Just a few years ago, no CPU had 64 cores. Having 6 cores and 12 threads was amazing. There was the Xeon Phi though. Way back in 2006 Intel started it’s Larrabee project, eventually releasing the Intel Many Integrated Core prototype in 2010. According to Wikipedia, this processor had 32 cores and supported 4 threads per core, but it ran at 1.2GHz. Fast forward to Q4 2017 and the last Xeon Phi’s were released, the fastest of which was the 7295 with 72 cores running at 1.5GHz and a 320W TDP. One thing that the Phi’s have is AVX-512, i.e. 512 bit vectorised floating point operations. AMD’s EPYC CPUs only have AVX2 support, which uses 256 bit vectorised operations. I do find it ironic that AMD is now winning the core-count race, even though Intel took the first stab at it. If Intel had focussed instead on a general purpose CPU with 32 cores back in 2010, even if it ran at slower clock speeds than other CPUs of the time, they could have been miles ahead today.
So, how fast, theoretically, is the top Rome CPU, the 7H12, compared to a Xeon Phi? For the Rome CPU, several sites state that the architecture is capable of 16 floating point operations per clock cycle (see here and here). Therefore, 64 cores times 16 floating point operations times a base clock speed of 2.6GHz gives 2662.4 GFLOPS. While I would have liked to compare against the Xeon Phi 7295, there isn’t a lot of information about its floating point speed. The last Xeon Phi for which such info is readily available is the 7290, which achieves 3456 GFLOPS and it seems like the 7295 is supposed to be similar, but with additional instructions geared towards machine learning.

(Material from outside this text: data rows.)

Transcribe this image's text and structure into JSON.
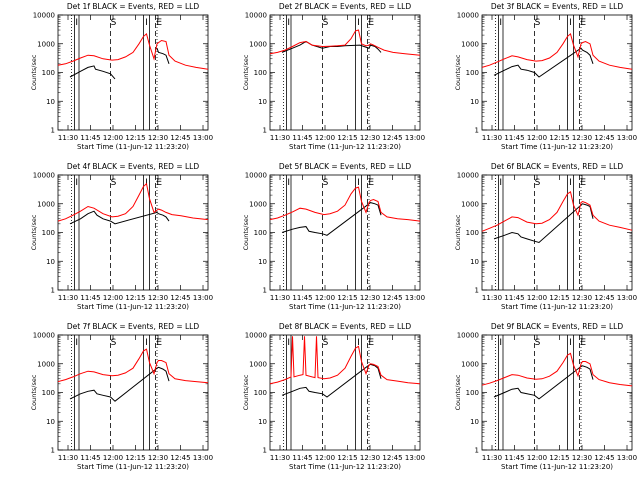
{
  "figure": {
    "xlabel": "Start Time (11-Jun-12 11:23:20)",
    "ylabel": "Counts/sec",
    "legend_text": "BLACK = Events, RED = LLD",
    "marker_labels": [
      "I",
      "S",
      "I",
      "E"
    ]
  },
  "chart_data": [
    {
      "type": "line",
      "title": "Det 1f BLACK = Events, RED = LLD",
      "xlabel": "Start Time (11-Jun-12 11:23:20)",
      "ylabel": "Counts/sec",
      "xticks": [
        "11:30",
        "11:45",
        "12:00",
        "12:15",
        "12:30",
        "12:45",
        "13:00"
      ],
      "yticks": [
        "1",
        "10",
        "100",
        "1000",
        "10000"
      ],
      "yscale": "log",
      "ylim": [
        1,
        10000
      ],
      "xlim_minutes": [
        0,
        100
      ],
      "series": [
        {
          "name": "Events",
          "color": "#000000",
          "x": [
            8,
            15,
            20,
            24,
            25,
            30,
            35,
            38,
            52,
            56,
            60,
            62,
            64,
            66,
            67,
            70,
            72,
            74
          ],
          "y": [
            70,
            110,
            150,
            170,
            130,
            110,
            90,
            60,
            null,
            null,
            null,
            null,
            null,
            700,
            500,
            450,
            400,
            200
          ]
        },
        {
          "name": "LLD",
          "color": "#ff0000",
          "x": [
            0,
            5,
            10,
            15,
            20,
            24,
            30,
            36,
            40,
            45,
            50,
            54,
            57,
            59,
            61,
            64,
            66,
            67,
            69,
            72,
            74,
            78,
            85,
            92,
            100
          ],
          "y": [
            180,
            200,
            250,
            320,
            400,
            380,
            300,
            270,
            280,
            350,
            500,
            1000,
            1800,
            2200,
            900,
            300,
            1000,
            1100,
            1300,
            1200,
            400,
            250,
            180,
            150,
            130
          ]
        }
      ]
    },
    {
      "type": "line",
      "title": "Det 2f BLACK = Events, RED = LLD",
      "xlabel": "Start Time (11-Jun-12 11:23:20)",
      "ylabel": "Counts/sec",
      "xticks": [
        "11:30",
        "11:45",
        "12:00",
        "12:15",
        "12:30",
        "12:45",
        "13:00"
      ],
      "yticks": [
        "1",
        "10",
        "100",
        "1000",
        "10000"
      ],
      "yscale": "log",
      "ylim": [
        1,
        10000
      ],
      "xlim_minutes": [
        0,
        100
      ],
      "series": [
        {
          "name": "Events",
          "color": "#000000",
          "x": [
            8,
            15,
            20,
            24,
            28,
            35,
            40,
            45,
            50,
            60,
            66,
            67,
            70,
            72,
            74
          ],
          "y": [
            500,
            700,
            900,
            1200,
            900,
            700,
            800,
            800,
            850,
            900,
            700,
            900,
            800,
            650,
            500
          ]
        },
        {
          "name": "LLD",
          "color": "#ff0000",
          "x": [
            0,
            5,
            10,
            15,
            20,
            24,
            28,
            35,
            40,
            45,
            50,
            54,
            57,
            59,
            61,
            64,
            66,
            67,
            69,
            72,
            76,
            82,
            90,
            100
          ],
          "y": [
            450,
            500,
            600,
            800,
            1100,
            1200,
            900,
            800,
            820,
            850,
            900,
            1500,
            2800,
            3000,
            1000,
            850,
            900,
            1000,
            900,
            750,
            600,
            500,
            450,
            400
          ]
        }
      ]
    },
    {
      "type": "line",
      "title": "Det 3f BLACK = Events, RED = LLD",
      "xlabel": "Start Time (11-Jun-12 11:23:20)",
      "ylabel": "Counts/sec",
      "xticks": [
        "11:30",
        "11:45",
        "12:00",
        "12:15",
        "12:30",
        "12:45",
        "13:00"
      ],
      "yticks": [
        "1",
        "10",
        "100",
        "1000",
        "10000"
      ],
      "yscale": "log",
      "ylim": [
        1,
        10000
      ],
      "xlim_minutes": [
        0,
        100
      ],
      "series": [
        {
          "name": "Events",
          "color": "#000000",
          "x": [
            8,
            15,
            20,
            24,
            26,
            30,
            35,
            38,
            66,
            67,
            70,
            72,
            74
          ],
          "y": [
            80,
            120,
            160,
            180,
            130,
            120,
            100,
            70,
            700,
            600,
            500,
            400,
            200
          ]
        },
        {
          "name": "LLD",
          "color": "#ff0000",
          "x": [
            0,
            5,
            10,
            15,
            20,
            24,
            30,
            36,
            40,
            45,
            50,
            54,
            57,
            59,
            61,
            64,
            66,
            67,
            69,
            72,
            74,
            78,
            85,
            92,
            100
          ],
          "y": [
            150,
            180,
            230,
            300,
            380,
            350,
            280,
            250,
            260,
            320,
            500,
            1000,
            1800,
            2200,
            900,
            350,
            1000,
            1100,
            1200,
            1000,
            400,
            250,
            180,
            150,
            130
          ]
        }
      ]
    },
    {
      "type": "line",
      "title": "Det 4f BLACK = Events, RED = LLD",
      "xlabel": "Start Time (11-Jun-12 11:23:20)",
      "ylabel": "Counts/sec",
      "xticks": [
        "11:30",
        "11:45",
        "12:00",
        "12:15",
        "12:30",
        "12:45",
        "13:00"
      ],
      "yticks": [
        "1",
        "10",
        "100",
        "1000",
        "10000"
      ],
      "yscale": "log",
      "ylim": [
        1,
        10000
      ],
      "xlim_minutes": [
        0,
        100
      ],
      "series": [
        {
          "name": "Events",
          "color": "#000000",
          "x": [
            8,
            15,
            20,
            24,
            26,
            30,
            35,
            38,
            66,
            67,
            70,
            72,
            74
          ],
          "y": [
            200,
            300,
            450,
            550,
            400,
            300,
            250,
            200,
            500,
            450,
            400,
            350,
            250
          ]
        },
        {
          "name": "LLD",
          "color": "#ff0000",
          "x": [
            0,
            5,
            10,
            15,
            20,
            24,
            30,
            36,
            40,
            45,
            50,
            54,
            57,
            59,
            61,
            64,
            66,
            67,
            69,
            72,
            76,
            82,
            90,
            100
          ],
          "y": [
            250,
            300,
            400,
            550,
            800,
            700,
            450,
            350,
            370,
            450,
            800,
            2000,
            4000,
            5000,
            1500,
            500,
            600,
            650,
            600,
            500,
            420,
            380,
            320,
            280
          ]
        }
      ]
    },
    {
      "type": "line",
      "title": "Det 5f BLACK = Events, RED = LLD",
      "xlabel": "Start Time (11-Jun-12 11:23:20)",
      "ylabel": "Counts/sec",
      "xticks": [
        "11:30",
        "11:45",
        "12:00",
        "12:15",
        "12:30",
        "12:45",
        "13:00"
      ],
      "yticks": [
        "1",
        "10",
        "100",
        "1000",
        "10000"
      ],
      "yscale": "log",
      "ylim": [
        1,
        10000
      ],
      "xlim_minutes": [
        0,
        100
      ],
      "series": [
        {
          "name": "Events",
          "color": "#000000",
          "x": [
            8,
            15,
            20,
            24,
            26,
            30,
            35,
            38,
            66,
            67,
            70,
            72,
            74
          ],
          "y": [
            100,
            130,
            150,
            160,
            110,
            100,
            90,
            80,
            1000,
            1100,
            1000,
            900,
            400
          ]
        },
        {
          "name": "LLD",
          "color": "#ff0000",
          "x": [
            0,
            5,
            10,
            15,
            20,
            24,
            30,
            36,
            40,
            45,
            50,
            54,
            57,
            59,
            61,
            64,
            66,
            67,
            69,
            72,
            74,
            78,
            85,
            92,
            100
          ],
          "y": [
            280,
            320,
            400,
            520,
            700,
            650,
            500,
            420,
            450,
            550,
            900,
            2200,
            3500,
            3800,
            1200,
            500,
            1100,
            1300,
            1400,
            1200,
            500,
            350,
            300,
            280,
            250
          ]
        }
      ]
    },
    {
      "type": "line",
      "title": "Det 6f BLACK = Events, RED = LLD",
      "xlabel": "Start Time (11-Jun-12 11:23:20)",
      "ylabel": "Counts/sec",
      "xticks": [
        "11:30",
        "11:45",
        "12:00",
        "12:15",
        "12:30",
        "12:45",
        "13:00"
      ],
      "yticks": [
        "1",
        "10",
        "100",
        "1000",
        "10000"
      ],
      "yscale": "log",
      "ylim": [
        1,
        10000
      ],
      "xlim_minutes": [
        0,
        100
      ],
      "series": [
        {
          "name": "Events",
          "color": "#000000",
          "x": [
            8,
            15,
            20,
            24,
            26,
            30,
            35,
            38,
            66,
            67,
            70,
            72,
            74
          ],
          "y": [
            60,
            80,
            100,
            90,
            70,
            60,
            50,
            45,
            900,
            1000,
            900,
            800,
            300
          ]
        },
        {
          "name": "LLD",
          "color": "#ff0000",
          "x": [
            0,
            5,
            10,
            15,
            20,
            24,
            30,
            36,
            40,
            45,
            50,
            54,
            57,
            59,
            61,
            64,
            66,
            67,
            69,
            72,
            74,
            78,
            85,
            92,
            100
          ],
          "y": [
            110,
            140,
            180,
            250,
            350,
            330,
            230,
            200,
            210,
            280,
            500,
            1200,
            2200,
            2600,
            900,
            400,
            1100,
            1200,
            1100,
            900,
            400,
            250,
            180,
            150,
            120
          ]
        }
      ]
    },
    {
      "type": "line",
      "title": "Det 7f BLACK = Events, RED = LLD",
      "xlabel": "Start Time (11-Jun-12 11:23:20)",
      "ylabel": "Counts/sec",
      "xticks": [
        "11:30",
        "11:45",
        "12:00",
        "12:15",
        "12:30",
        "12:45",
        "13:00"
      ],
      "yticks": [
        "1",
        "10",
        "100",
        "1000",
        "10000"
      ],
      "yscale": "log",
      "ylim": [
        1,
        10000
      ],
      "xlim_minutes": [
        0,
        100
      ],
      "series": [
        {
          "name": "Events",
          "color": "#000000",
          "x": [
            8,
            15,
            20,
            24,
            26,
            30,
            35,
            38,
            66,
            67,
            70,
            72,
            74
          ],
          "y": [
            60,
            90,
            110,
            120,
            90,
            80,
            70,
            50,
            700,
            750,
            650,
            550,
            250
          ]
        },
        {
          "name": "LLD",
          "color": "#ff0000",
          "x": [
            0,
            5,
            10,
            15,
            20,
            24,
            30,
            36,
            40,
            45,
            50,
            54,
            57,
            59,
            61,
            64,
            66,
            67,
            69,
            72,
            74,
            78,
            85,
            92,
            100
          ],
          "y": [
            240,
            280,
            350,
            450,
            550,
            520,
            420,
            380,
            400,
            480,
            700,
            1500,
            2800,
            3200,
            1100,
            450,
            1100,
            1300,
            1300,
            1100,
            450,
            300,
            260,
            240,
            220
          ]
        }
      ]
    },
    {
      "type": "line",
      "title": "Det 8f BLACK = Events, RED = LLD",
      "xlabel": "Start Time (11-Jun-12 11:23:20)",
      "ylabel": "Counts/sec",
      "xticks": [
        "11:30",
        "11:45",
        "12:00",
        "12:15",
        "12:30",
        "12:45",
        "13:00"
      ],
      "yticks": [
        "1",
        "10",
        "100",
        "1000",
        "10000"
      ],
      "yscale": "log",
      "ylim": [
        1,
        10000
      ],
      "xlim_minutes": [
        0,
        100
      ],
      "series": [
        {
          "name": "Events",
          "color": "#000000",
          "x": [
            8,
            15,
            20,
            24,
            26,
            30,
            35,
            38,
            66,
            67,
            70,
            72,
            74
          ],
          "y": [
            80,
            110,
            140,
            150,
            110,
            100,
            90,
            70,
            900,
            950,
            850,
            700,
            300
          ]
        },
        {
          "name": "LLD",
          "color": "#ff0000",
          "x": [
            0,
            5,
            10,
            14,
            15,
            16,
            20,
            22,
            23,
            24,
            28,
            30,
            31,
            32,
            36,
            40,
            45,
            50,
            54,
            57,
            59,
            61,
            64,
            66,
            67,
            69,
            72,
            74,
            78,
            85,
            92,
            100
          ],
          "y": [
            200,
            230,
            280,
            350,
            9000,
            350,
            400,
            420,
            9000,
            400,
            350,
            330,
            9000,
            330,
            300,
            320,
            400,
            700,
            1800,
            3500,
            4000,
            1200,
            450,
            900,
            1000,
            950,
            800,
            400,
            280,
            250,
            220,
            200
          ]
        }
      ]
    },
    {
      "type": "line",
      "title": "Det 9f BLACK = Events, RED = LLD",
      "xlabel": "Start Time (11-Jun-12 11:23:20)",
      "ylabel": "Counts/sec",
      "xticks": [
        "11:30",
        "11:45",
        "12:00",
        "12:15",
        "12:30",
        "12:45",
        "13:00"
      ],
      "yticks": [
        "1",
        "10",
        "100",
        "1000",
        "10000"
      ],
      "yscale": "log",
      "ylim": [
        1,
        10000
      ],
      "xlim_minutes": [
        0,
        100
      ],
      "series": [
        {
          "name": "Events",
          "color": "#000000",
          "x": [
            8,
            15,
            20,
            24,
            26,
            30,
            35,
            38,
            66,
            67,
            70,
            72,
            74
          ],
          "y": [
            70,
            100,
            130,
            140,
            100,
            90,
            80,
            60,
            800,
            850,
            750,
            650,
            280
          ]
        },
        {
          "name": "LLD",
          "color": "#ff0000",
          "x": [
            0,
            5,
            10,
            15,
            20,
            24,
            30,
            36,
            40,
            45,
            50,
            54,
            57,
            59,
            61,
            64,
            66,
            67,
            69,
            72,
            74,
            78,
            85,
            92,
            100
          ],
          "y": [
            180,
            210,
            260,
            330,
            420,
            400,
            320,
            290,
            300,
            370,
            550,
            1100,
            2000,
            2300,
            900,
            380,
            1000,
            1200,
            1200,
            1000,
            420,
            280,
            220,
            190,
            170
          ]
        }
      ]
    }
  ]
}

So, AMD has now advanced to the point of having a CPU that is 77% of the speed of the fastest Xeon Phi’s. While I was expecting this to happen eventually, I wasn’t expecting it to be AMD and AMD got there a lot sooner than I expected. Of course, now one could by a dual processor AMD system that beats the Xeon Phi. Since EPYC is a normal CPU, it’s able to accelerate any multithreaded or parallel processing software, rather than requiring recompiling for the Xeon Phi (which I don’t think would support Python). Well done AMD.